High Court Judge Martin Chamberlain lifted the order Tuesday, saying it was “fundamentally objectionable for decisions that affect the lives and safety of thousands of human beings, and involve the commitment of billions of pounds of public money, to be taken in circumstances where they are completely insulated from public debate.”

Chamberlain had already lifted the super-injunction in May 2024, before the Conservative government successfully appealed before last year’s election. The High Court judge said the ruling had “given rise to serious free speech concerns” and created “scrutiny vacuum.'”

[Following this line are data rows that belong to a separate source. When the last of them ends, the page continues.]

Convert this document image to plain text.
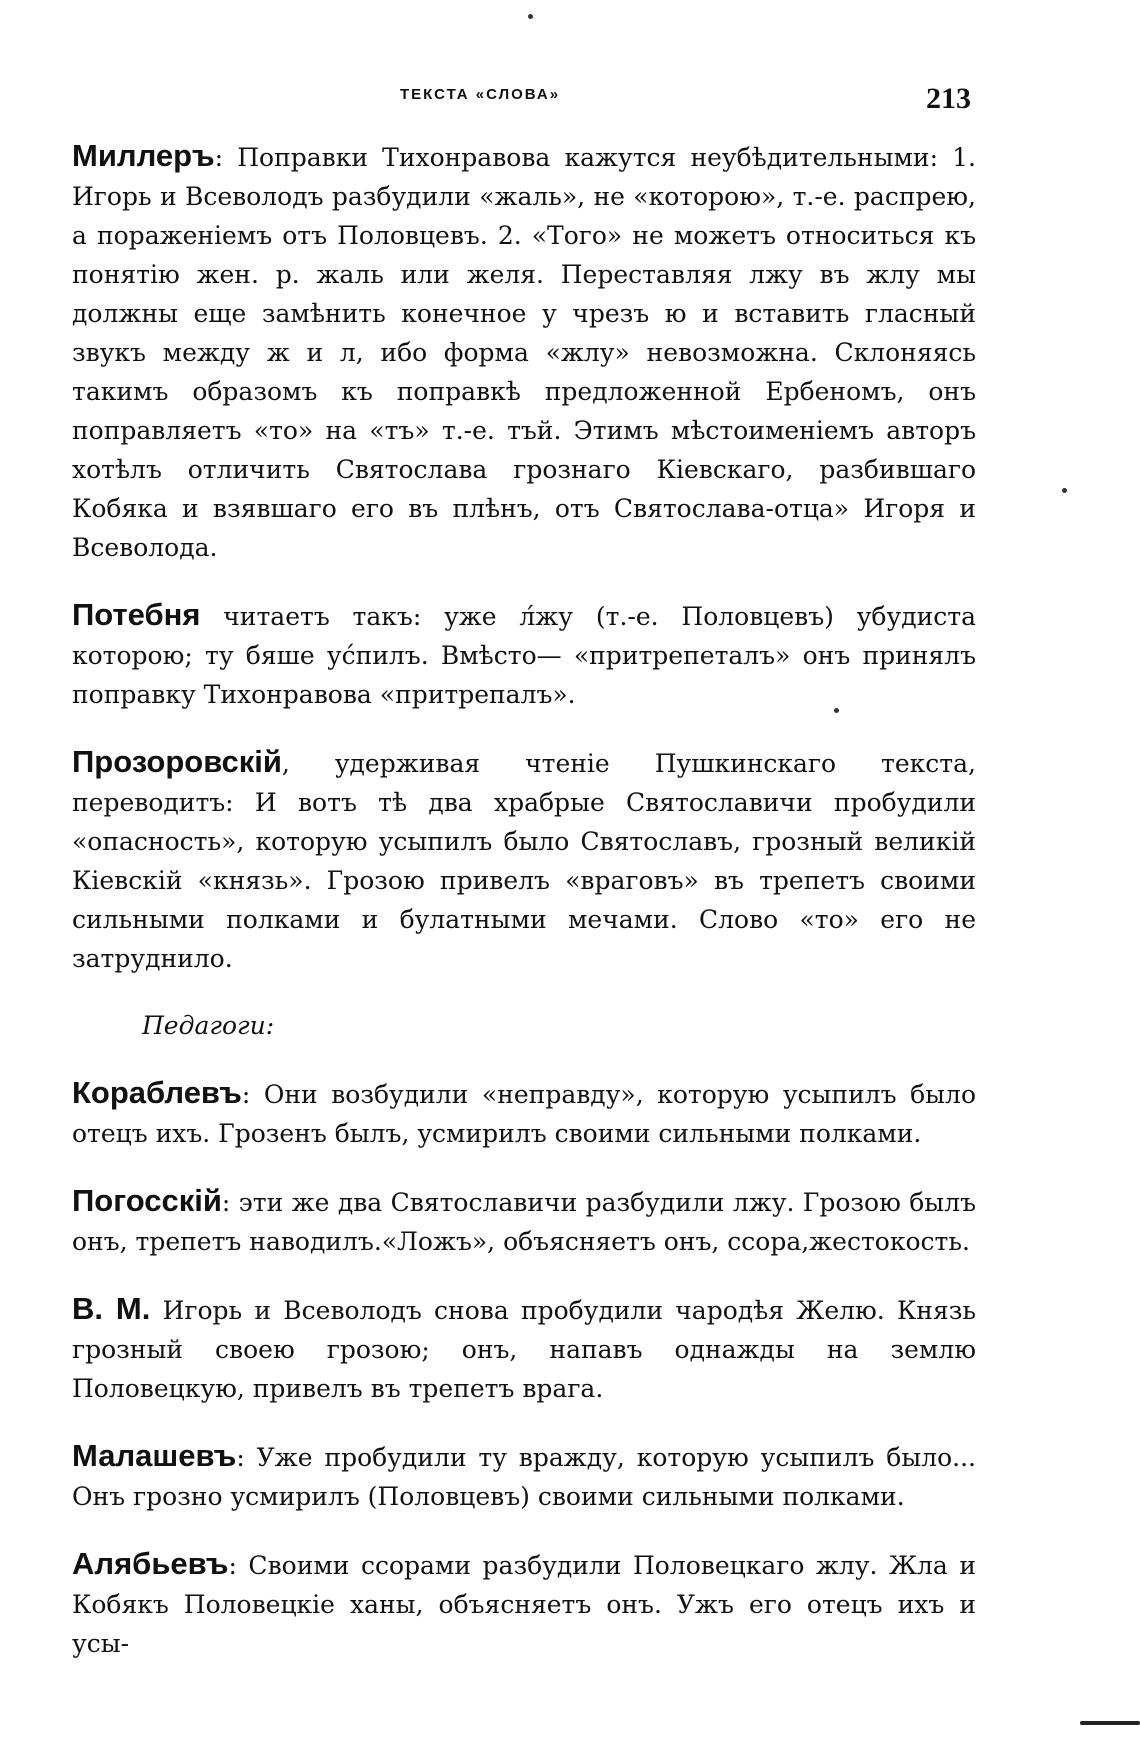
ТЕКСТА «СЛОВА»	213

Миллеръ: Поправки Тихонравова кажутся неубѣдительными: 1. Игорь и Всеволодъ разбудили «жаль», не «которою», т.-е. распрею, а пораженіемъ отъ Половцевъ. 2. «Того» не можетъ относиться къ понятію жен. р. жаль или желя. Переставляя лжу въ жлу мы должны еще замѣнить конечное у чрезъ ю и вставить гласный звукъ между ж и л, ибо форма «жлу» невозможна. Склоняясь такимъ образомъ къ поправкѣ предложенной Ербеномъ, онъ поправляетъ «то» на «тъ» т.-е. тъй. Этимъ мѣстоименіемъ авторъ хотѣлъ отличить Святослава грознаго Кіевскаго, разбившаго Кобяка и взявшаго его въ плѣнъ, отъ Святослава-отца» Игоря и Всеволода.

Потебня читаетъ такъ: уже л́жу (т.-е. Половцевъ) убудиста которою; ту бяше ус́пилъ. Вмѣсто— «притрепеталъ» онъ принялъ поправку Тихонравова «притрепалъ».

Прозоровскій, удерживая чтеніе Пушкинскаго текста, переводитъ: И вотъ тѣ два храбрые Святославичи пробудили «опасность», которую усыпилъ было Святославъ, грозный великій Кіевскій «князь». Грозою привелъ «враговъ» въ трепетъ своими сильными полками и булатными мечами. Слово «то» его не затруднило.

Педагоги:

Кораблевъ: Они возбудили «неправду», которую усыпилъ было отецъ ихъ. Грозенъ былъ, усмирилъ своими сильными полками.

Погосскій: эти же два Святославичи разбудили лжу. Грозою былъ онъ, трепетъ наводилъ.«Ложъ», объясняетъ онъ, ссора,жестокость.

В. М. Игорь и Всеволодъ снова пробудили чародѣя Желю. Князь грозный своею грозою; онъ, напавъ однажды на землю Половецкую, привелъ въ трепетъ врага.

Малашевъ: Уже пробудили ту вражду, которую усыпилъ было... Онъ грозно усмирилъ (Половцевъ) своими сильными полками.

Алябьевъ: Своими ссорами разбудили Половецкаго жлу. Жла и Кобякъ Половецкіе ханы, объясняетъ онъ. Ужъ его отецъ ихъ и усы-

A report into the breach by former Ministry of Defence civil servant Paul Rimmer said there was “little evidence of intent by the Taliban to conduct a campaign of retribution against former officials” and said data the Taliban inherited from the previous Afghan government would already enable them to target individuals.

Tory defense spokesperson James Cartlidge welcomed the apology on behalf of the British state Tuesday. He said the leak “should never have happened and was an unacceptable breach of all relevant data protocols.”

And Cartlidge sought to defend the previous government’s record on transparency, arguing that “when this breach came to light, the immediate priority of the then-government was to avoid a very specific and terrible scenario, namely, an error by an official of the British state leading to torture or even murder of persons in the dataset at the hands of what remains a brutal Taliban regime.”